刘恒从怀里掏出一两银子丢给了过去,牙子双手小心的接到手里,掂了掂揣进袖口里。
“爷您敞亮。”那牙子朝刘恒拱了拱手,继续说道,“那个铁场主叫陈大福,人就住在挨着西城的那条胡同口第一家,家里就他一个人住,这些年吃喝嫖赌家产败的差不多了,铁场早就撂荒了,连媳妇都卖进了青楼,街坊四邻没有愿意搭理他,就是狗见到都嫌。

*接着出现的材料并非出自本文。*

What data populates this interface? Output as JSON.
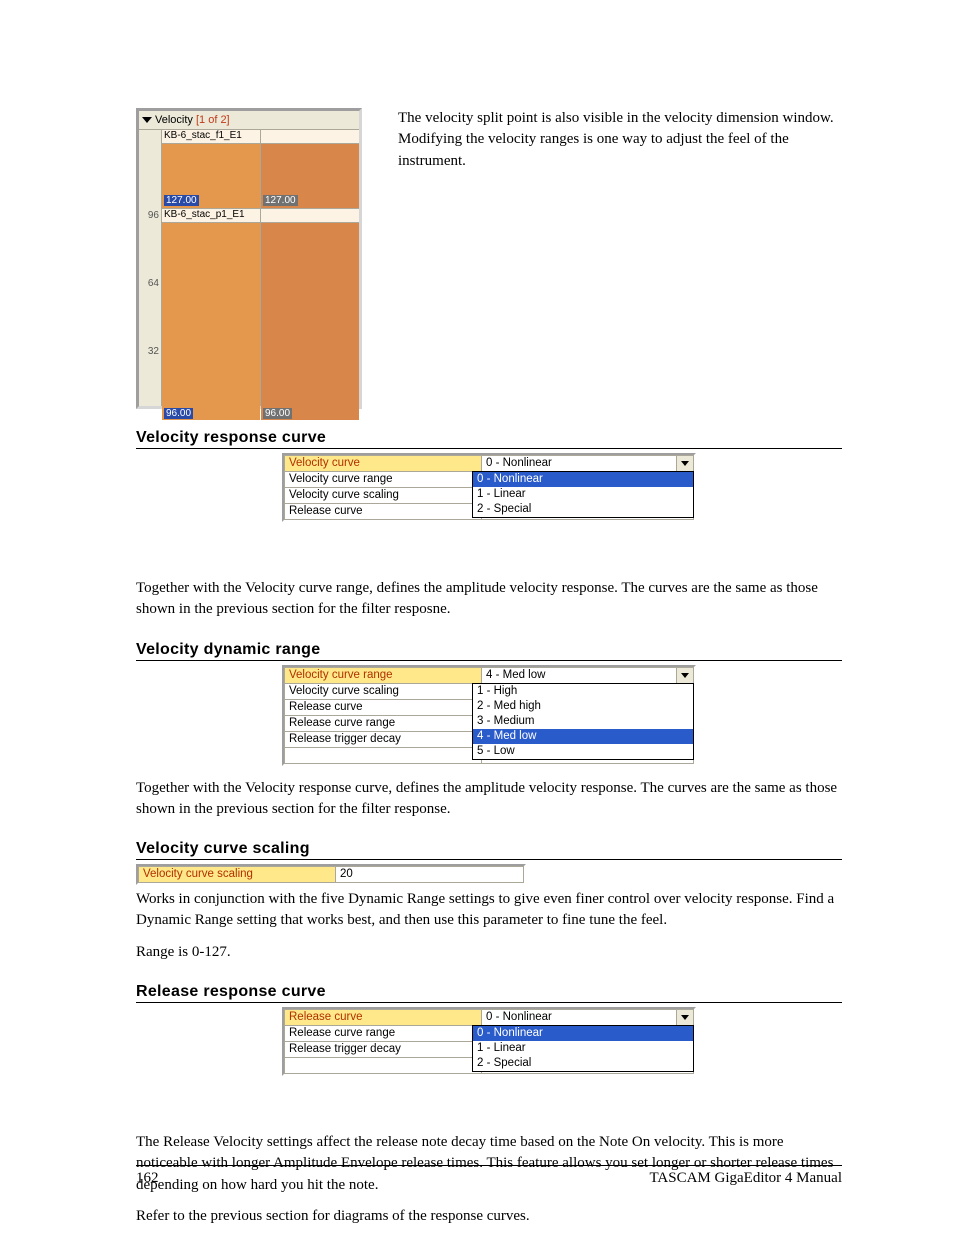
{
  "velocity_window": {
    "title_label": "Velocity",
    "title_count": "[1 of 2]",
    "axis_ticks": [
      "96",
      "64",
      "32"
    ],
    "cols": [
      {
        "sample_top": "KB-6_stac_f1_E1",
        "val_top": "127.00",
        "sample_bot": "KB-6_stac_p1_E1",
        "val_bot": "96.00",
        "selected": true
      },
      {
        "sample_top": "",
        "val_top": "127.00",
        "sample_bot": "",
        "val_bot": "96.00",
        "selected": false
      }
    ]
  },
  "intro_text": "The velocity split point is also visible in the velocity dimension window.  Modifying the velocity ranges is one way to adjust the feel of the instrument.",
  "sections": {
    "vrc": {
      "heading": "Velocity response curve",
      "rows": [
        {
          "label": "Velocity curve",
          "value": "0 - Nonlinear",
          "sel": true,
          "dd": true
        },
        {
          "label": "Velocity curve range",
          "value": ""
        },
        {
          "label": "Velocity curve scaling",
          "value": ""
        },
        {
          "label": "Release curve",
          "value": ""
        }
      ],
      "dropdown": {
        "items": [
          "0 - Nonlinear",
          "1 - Linear",
          "2 - Special"
        ],
        "selected_index": 0
      },
      "text": "Together with the Velocity curve range, defines the amplitude velocity response.  The curves are the same as those shown in the previous section for the filter resposne."
    },
    "vdr": {
      "heading": "Velocity dynamic range",
      "rows": [
        {
          "label": "Velocity curve range",
          "value": "4 - Med low",
          "sel": true,
          "dd": true
        },
        {
          "label": "Velocity curve scaling",
          "value": ""
        },
        {
          "label": "Release curve",
          "value": ""
        },
        {
          "label": "Release curve range",
          "value": ""
        },
        {
          "label": "Release trigger decay",
          "value": ""
        }
      ],
      "dropdown": {
        "items": [
          "1 - High",
          "2 - Med high",
          "3 - Medium",
          "4 - Med low",
          "5 - Low"
        ],
        "selected_index": 3
      },
      "text": "Together with the Velocity response curve, defines the amplitude velocity response.  The curves are the same as those shown in the previous section for the filter response."
    },
    "vcs": {
      "heading": "Velocity curve scaling",
      "rows": [
        {
          "label": "Velocity curve scaling",
          "value": "20",
          "sel": true
        }
      ],
      "text1": "Works in conjunction with the five Dynamic Range settings to give even finer control over velocity response.  Find a Dynamic Range setting that works best, and then use this parameter to fine tune the feel.",
      "text2": "Range is 0-127."
    },
    "rrc": {
      "heading": "Release response curve",
      "rows": [
        {
          "label": "Release curve",
          "value": "0 - Nonlinear",
          "sel": true,
          "dd": true
        },
        {
          "label": "Release curve range",
          "value": ""
        },
        {
          "label": "Release trigger decay",
          "value": ""
        }
      ],
      "dropdown": {
        "items": [
          "0 - Nonlinear",
          "1 - Linear",
          "2 - Special"
        ],
        "selected_index": 0
      },
      "text1": "The Release Velocity settings affect the release note decay time based on the Note On velocity. This is more noticeable with longer Amplitude Envelope release times. This feature allows you set longer or shorter release times depending on how hard you hit the note.",
      "text2": "Refer to the previous section for diagrams of the response curves."
    }
  },
  "footer": {
    "page": "162",
    "title": "TASCAM GigaEditor 4 Manual"
  }
}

”
等牙子说完,刘恒又拿出一两银子丢了过去,道:“明白什么意思吗?”
“爷您放心,就算有人刀砍斧剁小的这张嘴都不带张开。”牙子笑嘻嘻的接下银子。
刘恒没有理他,双脚一夹马腹,一甩缰绳骑着马走了,杨远和另外三名骑手骑马跟在后面。
等他们走远,又有牙子凑了过来,对和刘恒说话的那个牙子说道:“三哥,这几位一看就不是好惹的主,听话头,八成是前不久陈大福骗的那位主找来的帮手。”